Todo es China en estos días
Como suele ocurrir con los relatos occidentales sobre China, estos memes no pretenden realmente ofrecer una imagen exacta de la vida en el país. En su lugar, funcionan como una proyección de «todos los aspectos indeseables de la vida estadounidense, o la decadencia del sueño americano», destaca Tianyu Fang, un investigador de Harvard que estudia la ciencia y la tecnología en China.
En un momento en que las infraestructuras estadounidenses se desmoronan y se normalizan formas de violencia de Estado antaño impensables, China empieza a parecer bastante buena en contraste. «Cuando la gente expresa que es el siglo chino, parte de eso es esta derrota irónica», señala Fang.

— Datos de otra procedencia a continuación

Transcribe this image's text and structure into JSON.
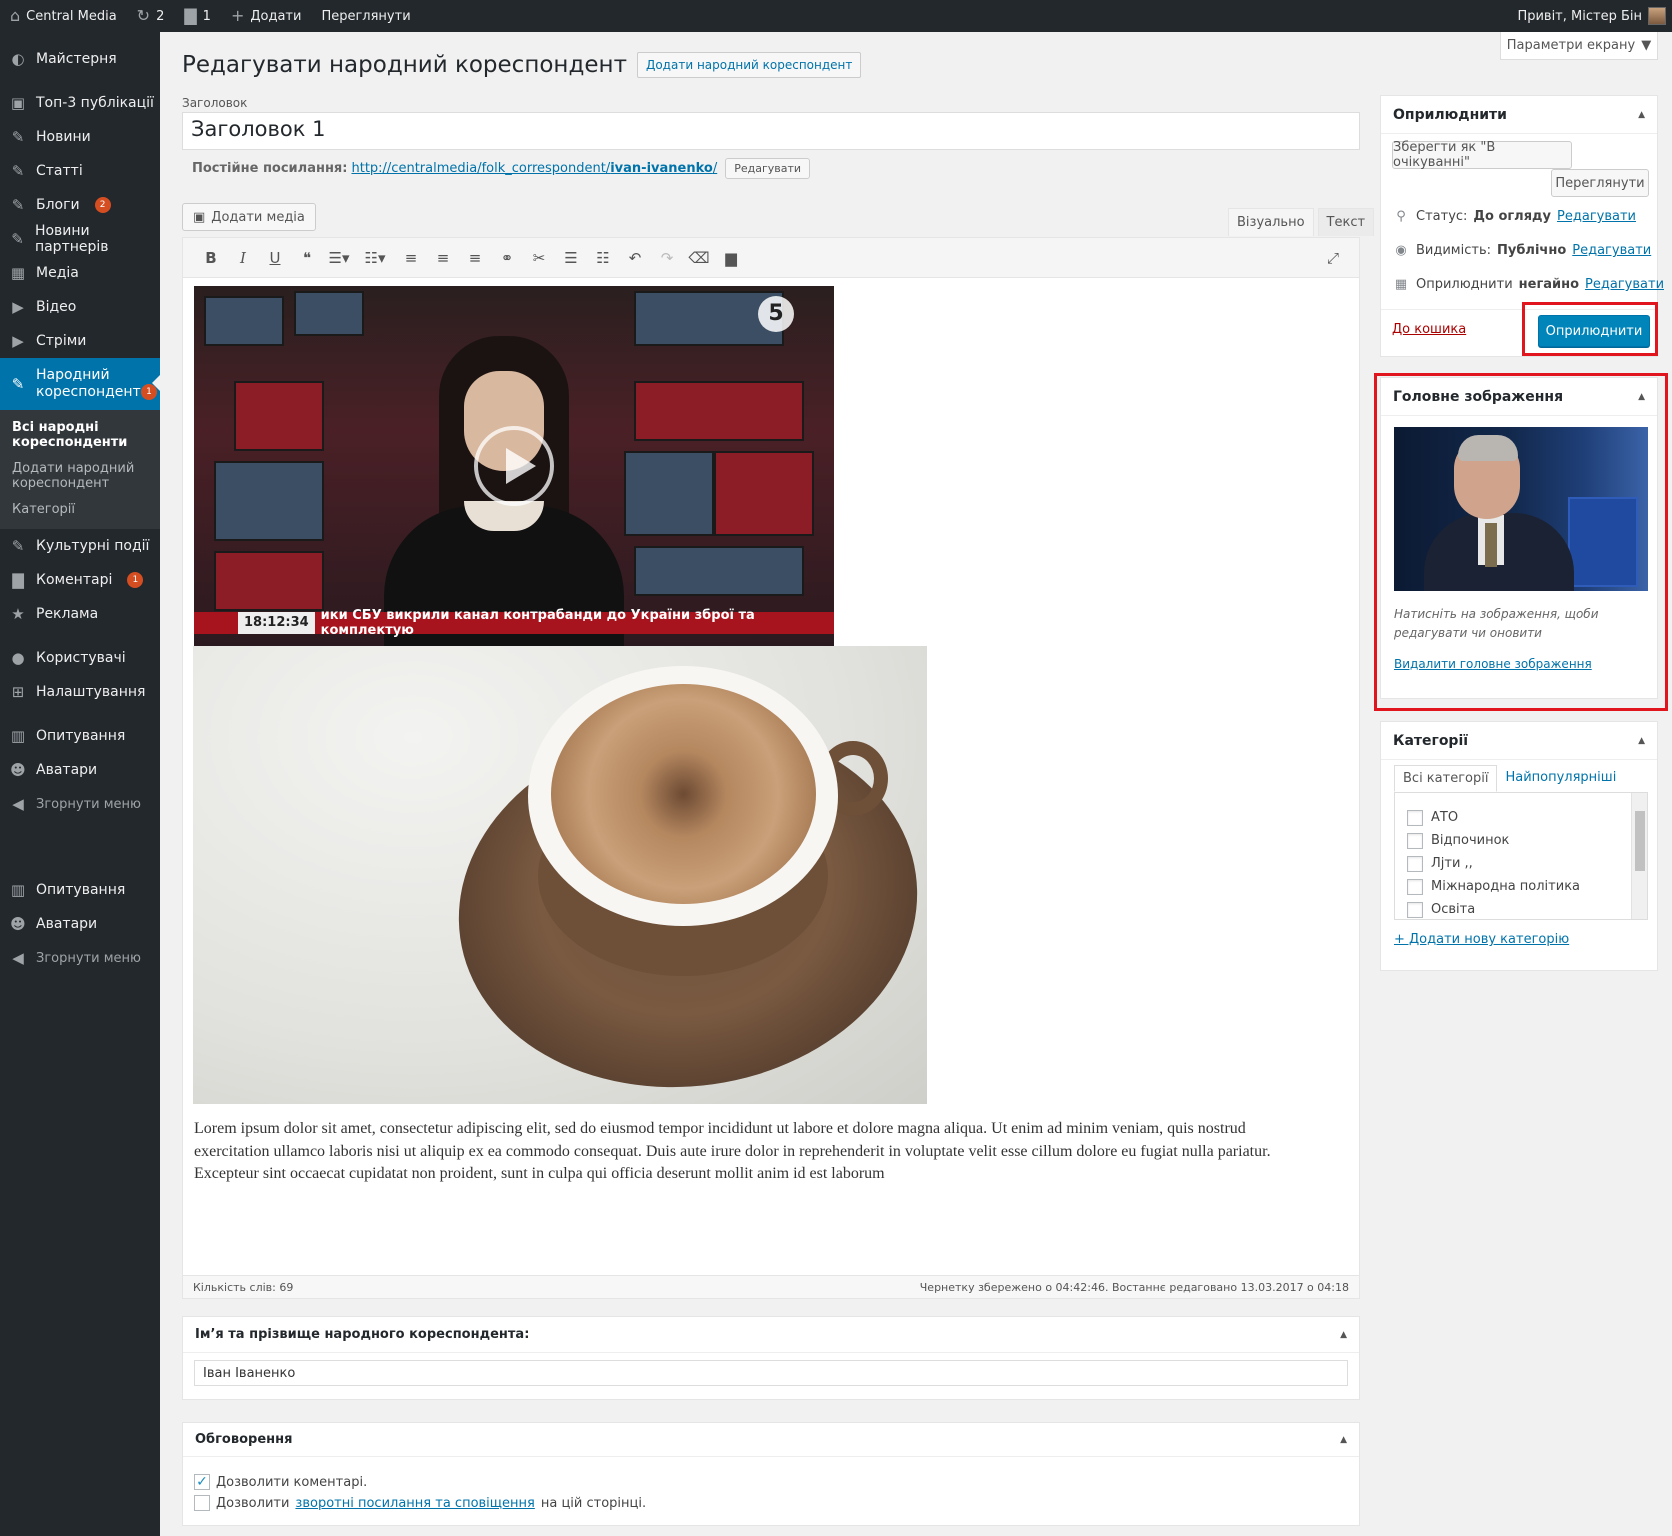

A medida que la administración Trump rehacía el gobierno de Estados Unidos a su propia imagen y destrozaba normas democráticas de larga data, la gente comenzó a anhelar un modelo alternativo, y encontró uno bastante bueno en China. Con sus impresionantes horizontes y sus abundantes trenes de alta velocidad, el país sirve como símbolo del deseo ferviente y urgente de muchos estadounidenses de algo completamente diferente a sus propias realidades.
Los críticos señalan con frecuencia las inversiones masivas de China en energías limpias para destacar los fracasos de la política climática estadounidense, o apuntan a su desarrollo de infraestructuras urbanas para avergonzar la escasez de vivienda en Estados Unidos. Estas narrativas tienden a destacar los puntos fuertes de China y a dejar de lado las facetas más feas de su desarrollo, pero esa selectividad es la cuestión. China se utiliza menos como un lugar real que como una abstracción, una forma de exponer las propias deficiencias de Estados Unidos. Como observaba el escritor Minh Tran en un reciente post de Substack: «En el ocaso del imperio estadounidense, nuestro orientalismo no es condescendiente, sino aspiracional».
En parte, China está en la mente de todos porque se ha convertido en algo totalmente inevitable. No importa en qué parte del mundo vivas, lo más probable es que estés rodeado de objetos fabricados en China. En WIRED lo hemos documentado exhaustivamente: Tu teléfono, tu laptop o tu robot aspirador están fabricados en China; tu chiste favorito sobre la inteligencia artificial está fabricado en China; Labubu, el juguete más codiciado del mundo, está fabricado en China; los paneles solares que alimentan el Sur Global están fabricados en China; la marca de vehículos eléctricos más vendida del mundo, que oficialmente superó a Tesla el año pasado, está fabricada en China. Incluso el modelo de inteligencia artificial de código abierto del que más se habla procede de China.